Got the call from AP today -- UTEP was coming in for the 2010 New Mexico Bowl and they wanted some images. It was at the Sheraton, 12:45pm. There was a large welcoming comittee on hand for them, including mariachis. I tried to get shots of the players that will make a difference in the game, including wideout Russell Carr, LB Isaiah Carter and RB Joe Banyard. Coach Price is also pictured with his grandkids. Shooting for AP is very different than the day-to-day commercial work I do. A huge premium is put on efficiency, delivery (with proper captoining and subject info) and speed, and of the hundred or so photos taken only a few are submitted to avoid clutter. Like a wedding, everything happens in an instant, so set-ups are out of the question. With that in mind I put a fast 50mm on one camera and a 24mm on the other with a speedlight.

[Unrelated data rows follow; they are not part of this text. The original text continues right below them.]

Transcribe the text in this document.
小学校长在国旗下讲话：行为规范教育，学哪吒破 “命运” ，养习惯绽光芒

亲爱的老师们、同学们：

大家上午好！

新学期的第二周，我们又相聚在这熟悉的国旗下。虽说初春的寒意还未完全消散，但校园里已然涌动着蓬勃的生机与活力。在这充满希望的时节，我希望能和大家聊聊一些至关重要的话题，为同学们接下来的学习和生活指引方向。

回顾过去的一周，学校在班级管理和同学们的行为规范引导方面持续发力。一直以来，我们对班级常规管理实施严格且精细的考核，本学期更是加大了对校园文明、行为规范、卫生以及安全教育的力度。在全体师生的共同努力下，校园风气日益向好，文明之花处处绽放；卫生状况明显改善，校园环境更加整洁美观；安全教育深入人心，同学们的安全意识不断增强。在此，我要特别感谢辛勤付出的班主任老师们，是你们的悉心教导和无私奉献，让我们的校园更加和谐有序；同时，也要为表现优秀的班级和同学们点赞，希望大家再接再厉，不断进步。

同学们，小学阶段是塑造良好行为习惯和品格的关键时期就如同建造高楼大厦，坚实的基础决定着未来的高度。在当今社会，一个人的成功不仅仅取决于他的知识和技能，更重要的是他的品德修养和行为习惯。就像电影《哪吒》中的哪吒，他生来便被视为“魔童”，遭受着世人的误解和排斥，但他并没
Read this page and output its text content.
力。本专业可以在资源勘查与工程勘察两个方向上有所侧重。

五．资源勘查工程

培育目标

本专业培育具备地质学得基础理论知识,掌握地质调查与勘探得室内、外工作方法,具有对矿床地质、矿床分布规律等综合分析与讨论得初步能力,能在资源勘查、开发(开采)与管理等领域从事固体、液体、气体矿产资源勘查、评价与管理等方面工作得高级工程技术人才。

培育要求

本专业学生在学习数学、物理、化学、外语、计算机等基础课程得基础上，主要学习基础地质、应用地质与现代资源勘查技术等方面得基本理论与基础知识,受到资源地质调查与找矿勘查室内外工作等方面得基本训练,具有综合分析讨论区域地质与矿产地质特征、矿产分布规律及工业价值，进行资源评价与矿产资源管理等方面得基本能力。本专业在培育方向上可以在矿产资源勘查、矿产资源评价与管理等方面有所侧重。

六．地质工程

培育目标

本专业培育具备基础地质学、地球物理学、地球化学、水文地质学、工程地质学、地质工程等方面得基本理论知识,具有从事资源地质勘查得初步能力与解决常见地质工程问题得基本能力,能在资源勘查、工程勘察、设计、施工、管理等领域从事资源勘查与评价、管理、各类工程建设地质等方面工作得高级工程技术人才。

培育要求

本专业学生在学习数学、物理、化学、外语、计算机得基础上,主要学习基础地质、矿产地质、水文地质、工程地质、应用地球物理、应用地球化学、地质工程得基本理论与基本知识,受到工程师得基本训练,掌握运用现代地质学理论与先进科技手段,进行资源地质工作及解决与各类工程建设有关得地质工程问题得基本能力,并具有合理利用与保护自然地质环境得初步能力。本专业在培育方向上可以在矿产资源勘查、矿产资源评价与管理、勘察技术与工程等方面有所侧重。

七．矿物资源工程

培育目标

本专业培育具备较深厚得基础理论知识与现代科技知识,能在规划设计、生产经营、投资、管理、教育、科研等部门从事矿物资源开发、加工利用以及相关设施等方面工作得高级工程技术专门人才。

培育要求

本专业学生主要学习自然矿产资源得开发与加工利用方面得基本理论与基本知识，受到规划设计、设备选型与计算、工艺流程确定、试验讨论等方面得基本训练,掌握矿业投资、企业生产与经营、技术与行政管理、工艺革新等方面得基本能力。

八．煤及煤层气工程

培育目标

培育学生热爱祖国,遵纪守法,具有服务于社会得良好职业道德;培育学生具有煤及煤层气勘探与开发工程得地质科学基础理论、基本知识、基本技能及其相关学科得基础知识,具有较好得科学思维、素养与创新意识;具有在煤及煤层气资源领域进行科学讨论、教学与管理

BYU's antics with the Mountain West aside, I'm pulling for the Miners, having met the players and coaches in person. Props to the New Mexico Bowl staff who helped a ton with logistics.

Embassy Suites

A great shoot that developed from my initial foray into shooting the Albuquerque sunset panoramics from their top floor a year or so ago. Most recently we photographed some items on the menu, long-standing chefs Jeffery Berres and Son Ho, and a great couple that stood in for some lifestyle imagry. There is a giant skylight 200 feet up, so between that, my reflectors and my tripod I got most of the food lit. The people required a bit more light so I brought out my speedlights and the Phototek diffusers.